Multiple studies from India report a higher incidence of colorectal cancer in the young [2, 22, 23]. Aetiology in the young is not clear. Most of these patients do not have a well-documented family history. This might not be related to familial adenomatous polyposis (FAP) as most cases do not have adenomatous polyposis coli [22]. MSI or HNPCC might play a role in young; however, these are often associated with right-sided tumours. We attempted to see if any relation exists between young age and p16 or RASSF1a methylation. A significant proportion of RASSF1a hypermethylation was seen in young CRC patients. We also noted a trend for a higher frequency of RASSF1a hypermethylation in rectal and left-sided tumours. Similar to our findings, Laskar et al. reported a higher frequency of RASSF1a methylation in young patients with rectal cancer, which is associated with poor prognosis [19].
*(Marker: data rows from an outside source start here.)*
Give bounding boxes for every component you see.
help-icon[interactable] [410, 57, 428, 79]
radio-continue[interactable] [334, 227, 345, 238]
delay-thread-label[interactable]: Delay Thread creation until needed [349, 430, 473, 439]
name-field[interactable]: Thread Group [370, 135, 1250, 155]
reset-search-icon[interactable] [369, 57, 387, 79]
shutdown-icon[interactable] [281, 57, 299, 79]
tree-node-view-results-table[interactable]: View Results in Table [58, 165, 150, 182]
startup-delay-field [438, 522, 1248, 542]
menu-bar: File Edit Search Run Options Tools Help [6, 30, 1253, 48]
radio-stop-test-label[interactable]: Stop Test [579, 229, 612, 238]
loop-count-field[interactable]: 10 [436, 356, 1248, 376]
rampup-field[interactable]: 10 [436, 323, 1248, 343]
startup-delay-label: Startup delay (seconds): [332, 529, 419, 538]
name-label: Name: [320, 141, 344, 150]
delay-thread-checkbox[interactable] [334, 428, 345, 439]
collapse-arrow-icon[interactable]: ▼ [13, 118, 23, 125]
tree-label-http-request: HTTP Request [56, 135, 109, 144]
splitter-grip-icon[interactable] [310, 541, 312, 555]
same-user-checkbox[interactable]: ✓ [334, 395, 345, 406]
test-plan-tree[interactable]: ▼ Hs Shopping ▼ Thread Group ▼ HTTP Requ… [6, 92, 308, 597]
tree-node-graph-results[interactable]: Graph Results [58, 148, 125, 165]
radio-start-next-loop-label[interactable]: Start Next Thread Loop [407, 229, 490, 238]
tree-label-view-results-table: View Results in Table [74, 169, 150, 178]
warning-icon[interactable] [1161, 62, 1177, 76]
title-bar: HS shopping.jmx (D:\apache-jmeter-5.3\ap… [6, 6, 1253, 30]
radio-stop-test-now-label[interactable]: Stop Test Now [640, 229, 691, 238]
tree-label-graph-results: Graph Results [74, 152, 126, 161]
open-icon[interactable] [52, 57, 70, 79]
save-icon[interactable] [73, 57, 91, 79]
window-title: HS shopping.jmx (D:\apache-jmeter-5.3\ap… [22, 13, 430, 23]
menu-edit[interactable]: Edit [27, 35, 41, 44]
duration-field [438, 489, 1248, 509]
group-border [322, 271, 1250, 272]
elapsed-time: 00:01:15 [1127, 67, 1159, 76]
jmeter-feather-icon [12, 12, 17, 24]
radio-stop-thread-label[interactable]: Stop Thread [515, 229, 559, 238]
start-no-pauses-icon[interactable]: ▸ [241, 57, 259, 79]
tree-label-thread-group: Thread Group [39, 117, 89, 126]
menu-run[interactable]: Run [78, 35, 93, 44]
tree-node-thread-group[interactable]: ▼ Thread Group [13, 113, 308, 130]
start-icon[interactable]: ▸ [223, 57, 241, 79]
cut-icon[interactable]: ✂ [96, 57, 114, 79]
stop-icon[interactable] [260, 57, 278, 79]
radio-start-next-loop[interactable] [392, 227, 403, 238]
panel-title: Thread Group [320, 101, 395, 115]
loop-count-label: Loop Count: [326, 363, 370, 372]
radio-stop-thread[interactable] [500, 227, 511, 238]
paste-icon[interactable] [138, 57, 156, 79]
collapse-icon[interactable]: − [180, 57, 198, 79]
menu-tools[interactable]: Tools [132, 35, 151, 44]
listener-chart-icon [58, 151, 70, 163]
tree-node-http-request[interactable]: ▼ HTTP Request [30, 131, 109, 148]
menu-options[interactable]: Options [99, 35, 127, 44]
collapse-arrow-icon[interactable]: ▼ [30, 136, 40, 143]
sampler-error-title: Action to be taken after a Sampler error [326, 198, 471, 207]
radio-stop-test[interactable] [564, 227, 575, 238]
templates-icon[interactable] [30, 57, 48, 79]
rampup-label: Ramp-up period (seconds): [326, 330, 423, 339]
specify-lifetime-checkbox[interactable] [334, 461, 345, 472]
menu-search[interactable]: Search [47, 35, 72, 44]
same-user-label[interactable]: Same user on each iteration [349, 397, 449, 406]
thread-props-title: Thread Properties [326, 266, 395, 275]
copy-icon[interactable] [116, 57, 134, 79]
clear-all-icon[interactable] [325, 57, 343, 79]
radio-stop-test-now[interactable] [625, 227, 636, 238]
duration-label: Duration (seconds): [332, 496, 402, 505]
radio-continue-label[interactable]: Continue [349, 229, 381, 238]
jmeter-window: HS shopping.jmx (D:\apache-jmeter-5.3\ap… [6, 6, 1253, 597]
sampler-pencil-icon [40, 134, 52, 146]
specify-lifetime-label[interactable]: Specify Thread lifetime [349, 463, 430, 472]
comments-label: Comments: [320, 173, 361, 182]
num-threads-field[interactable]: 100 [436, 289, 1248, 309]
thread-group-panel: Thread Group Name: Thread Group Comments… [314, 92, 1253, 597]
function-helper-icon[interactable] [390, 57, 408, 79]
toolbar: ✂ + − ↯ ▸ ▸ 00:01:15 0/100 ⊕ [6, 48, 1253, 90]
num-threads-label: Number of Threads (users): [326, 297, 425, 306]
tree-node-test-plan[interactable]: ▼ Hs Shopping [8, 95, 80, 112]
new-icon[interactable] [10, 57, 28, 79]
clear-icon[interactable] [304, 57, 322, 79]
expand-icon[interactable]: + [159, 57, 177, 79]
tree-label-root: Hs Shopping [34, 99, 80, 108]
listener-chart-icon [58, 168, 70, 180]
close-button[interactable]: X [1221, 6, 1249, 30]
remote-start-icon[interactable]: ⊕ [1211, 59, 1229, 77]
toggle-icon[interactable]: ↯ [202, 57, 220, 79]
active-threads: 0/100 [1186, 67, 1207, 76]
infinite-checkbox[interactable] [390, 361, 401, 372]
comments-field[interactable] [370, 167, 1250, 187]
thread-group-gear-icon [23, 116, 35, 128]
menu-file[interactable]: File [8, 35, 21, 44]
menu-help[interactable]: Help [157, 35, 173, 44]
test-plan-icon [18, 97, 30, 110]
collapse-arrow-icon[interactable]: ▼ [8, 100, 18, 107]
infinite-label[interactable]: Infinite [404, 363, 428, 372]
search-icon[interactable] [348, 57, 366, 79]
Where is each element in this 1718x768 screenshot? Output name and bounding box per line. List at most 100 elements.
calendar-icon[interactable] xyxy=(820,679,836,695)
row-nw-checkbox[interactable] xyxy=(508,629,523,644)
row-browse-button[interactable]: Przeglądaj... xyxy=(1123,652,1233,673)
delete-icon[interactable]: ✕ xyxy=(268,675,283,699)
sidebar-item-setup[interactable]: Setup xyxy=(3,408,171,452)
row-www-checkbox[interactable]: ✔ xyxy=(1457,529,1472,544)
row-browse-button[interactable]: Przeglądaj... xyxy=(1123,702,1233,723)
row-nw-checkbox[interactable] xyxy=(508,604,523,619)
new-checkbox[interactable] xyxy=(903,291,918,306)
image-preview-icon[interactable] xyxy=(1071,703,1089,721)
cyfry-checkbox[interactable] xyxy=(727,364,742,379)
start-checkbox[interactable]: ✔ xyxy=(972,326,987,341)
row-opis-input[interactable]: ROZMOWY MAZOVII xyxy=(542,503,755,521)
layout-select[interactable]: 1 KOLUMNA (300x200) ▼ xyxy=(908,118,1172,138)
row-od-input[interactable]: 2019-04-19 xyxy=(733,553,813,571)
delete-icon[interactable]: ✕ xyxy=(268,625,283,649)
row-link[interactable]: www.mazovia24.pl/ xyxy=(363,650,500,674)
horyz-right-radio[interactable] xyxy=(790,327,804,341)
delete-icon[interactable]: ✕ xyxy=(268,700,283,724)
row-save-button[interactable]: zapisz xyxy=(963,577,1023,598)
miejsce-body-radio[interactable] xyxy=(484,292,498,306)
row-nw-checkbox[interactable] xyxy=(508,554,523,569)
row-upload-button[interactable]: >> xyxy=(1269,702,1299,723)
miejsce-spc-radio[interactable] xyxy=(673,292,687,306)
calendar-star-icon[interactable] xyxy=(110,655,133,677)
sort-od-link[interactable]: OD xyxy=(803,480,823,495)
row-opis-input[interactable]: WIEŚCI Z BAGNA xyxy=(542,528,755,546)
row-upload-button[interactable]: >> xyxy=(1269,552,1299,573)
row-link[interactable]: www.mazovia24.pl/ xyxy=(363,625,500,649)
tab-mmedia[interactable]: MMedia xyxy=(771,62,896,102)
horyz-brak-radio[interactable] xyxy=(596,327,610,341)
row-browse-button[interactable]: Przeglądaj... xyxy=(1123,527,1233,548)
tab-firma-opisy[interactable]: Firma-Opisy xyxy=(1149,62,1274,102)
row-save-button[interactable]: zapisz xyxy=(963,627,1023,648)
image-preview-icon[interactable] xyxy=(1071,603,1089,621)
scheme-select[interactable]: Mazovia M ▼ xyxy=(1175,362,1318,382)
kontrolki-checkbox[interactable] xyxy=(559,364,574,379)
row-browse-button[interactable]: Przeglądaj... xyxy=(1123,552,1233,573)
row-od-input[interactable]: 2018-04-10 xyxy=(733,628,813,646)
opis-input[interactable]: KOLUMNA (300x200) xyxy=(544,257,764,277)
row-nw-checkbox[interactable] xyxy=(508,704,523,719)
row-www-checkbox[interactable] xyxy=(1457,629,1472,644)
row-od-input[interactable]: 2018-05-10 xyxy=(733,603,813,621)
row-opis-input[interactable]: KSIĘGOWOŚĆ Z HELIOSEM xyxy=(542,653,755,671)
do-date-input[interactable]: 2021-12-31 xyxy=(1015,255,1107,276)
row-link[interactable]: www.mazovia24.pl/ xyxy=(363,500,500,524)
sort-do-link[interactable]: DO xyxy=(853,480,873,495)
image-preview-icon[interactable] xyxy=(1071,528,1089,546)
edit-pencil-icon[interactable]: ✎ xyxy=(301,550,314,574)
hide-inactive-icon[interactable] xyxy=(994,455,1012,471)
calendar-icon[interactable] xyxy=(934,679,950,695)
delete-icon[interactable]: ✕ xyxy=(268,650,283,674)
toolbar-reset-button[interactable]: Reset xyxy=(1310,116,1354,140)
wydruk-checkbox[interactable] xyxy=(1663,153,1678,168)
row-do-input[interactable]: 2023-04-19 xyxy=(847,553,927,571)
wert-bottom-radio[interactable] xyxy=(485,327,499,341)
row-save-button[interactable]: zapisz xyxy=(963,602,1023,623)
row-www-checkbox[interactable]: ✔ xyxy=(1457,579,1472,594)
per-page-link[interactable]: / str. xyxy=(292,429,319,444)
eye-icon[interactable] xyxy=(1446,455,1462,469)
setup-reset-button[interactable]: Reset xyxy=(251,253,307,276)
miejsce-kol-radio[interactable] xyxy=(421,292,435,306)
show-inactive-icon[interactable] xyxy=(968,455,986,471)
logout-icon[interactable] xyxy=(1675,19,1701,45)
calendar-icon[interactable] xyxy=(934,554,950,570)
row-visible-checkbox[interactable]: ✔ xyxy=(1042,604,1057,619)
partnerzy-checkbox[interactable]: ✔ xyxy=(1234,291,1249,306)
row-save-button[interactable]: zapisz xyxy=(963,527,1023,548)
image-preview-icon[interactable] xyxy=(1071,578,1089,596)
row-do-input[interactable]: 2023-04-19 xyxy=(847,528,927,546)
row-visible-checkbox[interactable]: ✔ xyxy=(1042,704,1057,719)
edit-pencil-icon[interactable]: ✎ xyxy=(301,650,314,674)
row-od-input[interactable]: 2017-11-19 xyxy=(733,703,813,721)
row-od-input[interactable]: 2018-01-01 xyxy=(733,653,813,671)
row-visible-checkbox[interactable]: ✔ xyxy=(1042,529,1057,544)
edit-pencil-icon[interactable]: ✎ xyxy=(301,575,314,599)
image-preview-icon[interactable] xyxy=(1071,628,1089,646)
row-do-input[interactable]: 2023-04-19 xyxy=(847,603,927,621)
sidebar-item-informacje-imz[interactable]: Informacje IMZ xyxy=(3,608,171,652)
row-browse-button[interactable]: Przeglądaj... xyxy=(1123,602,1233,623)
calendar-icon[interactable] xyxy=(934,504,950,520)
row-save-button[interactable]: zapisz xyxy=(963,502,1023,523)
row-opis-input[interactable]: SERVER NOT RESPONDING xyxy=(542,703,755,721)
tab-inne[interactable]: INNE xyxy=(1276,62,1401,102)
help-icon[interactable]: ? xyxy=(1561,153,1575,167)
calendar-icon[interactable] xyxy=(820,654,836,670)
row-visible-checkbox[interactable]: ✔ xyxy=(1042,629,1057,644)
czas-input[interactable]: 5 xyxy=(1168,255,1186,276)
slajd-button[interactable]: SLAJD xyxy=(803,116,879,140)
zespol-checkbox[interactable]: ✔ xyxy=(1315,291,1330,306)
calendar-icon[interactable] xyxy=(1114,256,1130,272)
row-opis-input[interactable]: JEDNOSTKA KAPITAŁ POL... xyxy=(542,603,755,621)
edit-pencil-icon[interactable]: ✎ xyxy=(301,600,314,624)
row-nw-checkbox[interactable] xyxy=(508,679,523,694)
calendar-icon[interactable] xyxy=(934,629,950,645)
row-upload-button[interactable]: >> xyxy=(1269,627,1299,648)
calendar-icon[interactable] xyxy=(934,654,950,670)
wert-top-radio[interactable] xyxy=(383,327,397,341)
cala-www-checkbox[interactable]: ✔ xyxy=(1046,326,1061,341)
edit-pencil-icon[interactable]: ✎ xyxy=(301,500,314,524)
We found that p16 methylation was absent in normal tissue and RASSF1a methylation was seen in 60% of normal colorectal mucosa. Ahuja et al. studied age-related methylation of multiple genes in normal colonic mucosa [24]. They concluded that age-related methylation was gene-specific and that p16 methylation was not affected by age. Methylation is not only tissue specific but also cell specific; i.e. methylation varies between epithelial and stromal components. Thus precise sampling of tissue is important, so that epithelial cells are targeted. We have used a technique described by Sugai et al. to accurately isolate mucosal glands [25]. Sinha et al. reported 13% RASSF1a methylation in adjacent colonic mucosa. They explain it as an early change in the adjacent colonic mucosa, which subsequently leads to carcinogenesis. The normal controls in our study were taken from non-adjacent normal colonic mucosa of patients suffering from CRC – more than 5 cm from tumour, at cut margins of specimen, pathologically verified to be free of tumour. In a more recent study, Sugai et al. compared DNA methylation levels of many genes including RASSF1a in cancerous crypts and normal mucosa. They reported that a field effect may be present in CRC, affecting both adjacent and non-adjacent normal mucosa [26]. Sun et al. studied RASSF1a methylation using isolated DNA from blood samples and found 48.44% methylation in CRC versus 5.13% in healthy volunteers [25]. However, the estimate of methylation in blood is lesser than in fresh frozen CRC specimens [11, 12]. Age-related methylation is also related to carcinogen exposure, folate, and alcohol intake [27]. Therefore, methylation of genes is dependent on multiple factors. This probably explains the variations in methylation status and its association seen across studies. It is preferable to take negative controls from age-matched, noncancer individuals and collect information on diet/habits/risk factors of patients and controls for a complete analysis.

Methylation studies might explain relapses in optimally treated early-stage individuals. Nakayama et al. studied tumour DNA in blood samples of patients with recurrent CRC and found p16 methylation in 69% of cases. They proposed that this can be a useful method to detect recurrences [11]. For individuals diagnosed with sporadic CRC, these studies on specimen might help predict prognosis and response to therapy.

Conclusion

With so much heterogeneity in normal and tumour aberrant methylation, translating these tests into clinically useful diagnostic/prognostic platforms still remains a challenge. RASSF1a hypermethylation is peculiar to rectal cancers and left-sided colonic tumours in young patients. Can this be a field change leading to cancer in a subset of the Indian population? If so, is this amenable to therapy? Large-scale population-based studies with extensive genetic and epigenetic characterization are required for a better understanding and further validation of our findings. Close collaboration between clinicians and research scientists is a must to understand the clinical relevance of these findings.